Os relatos também apontam, que o pastor usava discursos para coagir fiéis a manter relações sexuais com ele. De acordo com as situações expostas pela vítima, ele determinava comportamentos e fazia exigências às vítimas.
“Ele dizia que, por fora, podia ser homem, mas que, em quatro paredes, tinha que ser mulher para poder nos ludibriar. Isso aconteceu por vários anos e hoje sou um cara que vive atormentado, com muitas lembranças. Tenho vergonha, mas tô lutando todos os dias para mudar esse centro na minha mente", afirmou uma das vítimas.
Além disso, outro tipo de punição consistia em fazer com que a vítima escrevesse frases repetidas vezes. A polícia aprendeu, em um dos quartos das vítimas, um papel onde estava a frase “Eu preciso aprender a respeitar o meu líder” escrita cerca de 100 vezes.
Em um dos áudios analisados pelos investigadores, o pastor afirma: “Até resolver a situação da bomba, estão sem comer”, indicando o uso da fome como forma de punição.
A prisão do líder religioso aconteceu após dois anos de investigação policial. De acordo com as investigações, entre 100 e 150 fiéis residiam no local sob a liderança do pastor, principal alvo da operação. Durante o cumprimento do mandado de prisão, o líder religioso foi encontrado em seu quarto, acompanhado de outro dirigente da instituição.
Segundo a Polícia Civil, o investigado é apontado, em tese, como autor dos crimes de estelionato, estupro de vulnerável, posse sexual mediante fraude e associação criminosa.
"Lá, eles não tinham nem acesso ao público de fora e tinham seu comportamento determinado por ele o tempo todo, com separação de homens e mulheres com uma vigilância intensa inclusive na hora do banho, com câmeras no local de banho, que ele conseguia verificar se os indivíduos estavam inclusive satisfazendo as questões sexuais dele, para poder punir esses indivíduos, que eram devidamente punidos", disse o delegado Sidney Oliveira.

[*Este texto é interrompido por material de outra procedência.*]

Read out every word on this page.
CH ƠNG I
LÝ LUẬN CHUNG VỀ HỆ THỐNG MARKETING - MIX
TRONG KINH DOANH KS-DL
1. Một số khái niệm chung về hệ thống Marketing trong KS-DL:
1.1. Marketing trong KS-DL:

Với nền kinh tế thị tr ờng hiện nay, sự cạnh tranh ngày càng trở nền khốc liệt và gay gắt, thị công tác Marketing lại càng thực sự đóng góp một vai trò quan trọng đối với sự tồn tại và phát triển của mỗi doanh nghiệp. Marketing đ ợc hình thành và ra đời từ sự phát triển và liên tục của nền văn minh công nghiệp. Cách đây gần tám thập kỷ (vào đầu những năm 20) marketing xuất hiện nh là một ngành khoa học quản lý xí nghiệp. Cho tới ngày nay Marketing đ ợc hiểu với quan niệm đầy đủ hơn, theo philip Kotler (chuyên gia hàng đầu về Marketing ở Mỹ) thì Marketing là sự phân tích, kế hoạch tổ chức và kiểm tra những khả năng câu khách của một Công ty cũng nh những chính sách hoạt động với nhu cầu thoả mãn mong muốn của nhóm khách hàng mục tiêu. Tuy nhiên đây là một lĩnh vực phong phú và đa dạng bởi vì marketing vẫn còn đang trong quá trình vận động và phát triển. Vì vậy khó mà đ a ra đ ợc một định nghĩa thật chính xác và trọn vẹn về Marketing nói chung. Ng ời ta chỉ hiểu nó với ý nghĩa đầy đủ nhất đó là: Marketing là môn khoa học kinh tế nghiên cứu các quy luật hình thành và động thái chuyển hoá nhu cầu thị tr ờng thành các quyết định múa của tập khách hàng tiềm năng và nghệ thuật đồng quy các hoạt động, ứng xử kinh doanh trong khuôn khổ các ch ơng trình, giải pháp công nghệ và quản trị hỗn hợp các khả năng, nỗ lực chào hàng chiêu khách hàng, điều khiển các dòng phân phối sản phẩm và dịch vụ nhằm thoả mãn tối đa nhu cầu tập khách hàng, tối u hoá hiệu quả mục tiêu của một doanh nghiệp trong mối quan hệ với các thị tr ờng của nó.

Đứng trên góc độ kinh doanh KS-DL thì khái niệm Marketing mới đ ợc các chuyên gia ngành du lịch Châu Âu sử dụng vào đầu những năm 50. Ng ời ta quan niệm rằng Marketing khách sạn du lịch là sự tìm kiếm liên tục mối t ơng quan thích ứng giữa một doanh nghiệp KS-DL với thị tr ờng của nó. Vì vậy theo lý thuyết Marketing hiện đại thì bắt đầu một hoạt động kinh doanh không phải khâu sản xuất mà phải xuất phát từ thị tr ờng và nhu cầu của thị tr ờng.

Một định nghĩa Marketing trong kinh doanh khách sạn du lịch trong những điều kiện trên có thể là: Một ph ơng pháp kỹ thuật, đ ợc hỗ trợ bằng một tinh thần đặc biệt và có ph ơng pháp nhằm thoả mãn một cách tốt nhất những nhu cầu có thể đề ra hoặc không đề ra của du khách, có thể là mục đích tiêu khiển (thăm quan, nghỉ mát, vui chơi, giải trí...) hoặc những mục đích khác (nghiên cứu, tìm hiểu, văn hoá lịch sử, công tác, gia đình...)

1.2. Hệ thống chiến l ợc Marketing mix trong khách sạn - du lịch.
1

Materiais apreendidos e investigação em andamento
Durante o cumprimento do mandado de busca e apreensão, os policiais recolheram aparelhos celulares, documentos e outros objetos que devem auxiliar no aprofundamento das investigações.
O delegado Sidney Oliveira, titular da Delegacia de Paço do Lumiar, informou que o inquérito policial tramita há cerca de dois anos. Até o momento, já foram identificadas entre cinco e seis vítimas relacionadas aos crimes investigados.
A Polícia Civil segue com as investigações para identificar outras possíveis vítimas e reunir mais elementos que possam esclarecer a extensão dos crimes.
A prisão do líder religioso ocorreu no bairro Recanto dos Poetas, em Paço do Lumiar, na Região Metropolitana de São Luís, durante a operação “Falso Profeta”. Também foram cumpridos mandados de busca e apreensão em um endereço ligado à igreja.
Em nota, a defesa do pastor informou que, no momento, não pode se manifestar porque ainda não teve acesso aos autos da investigação.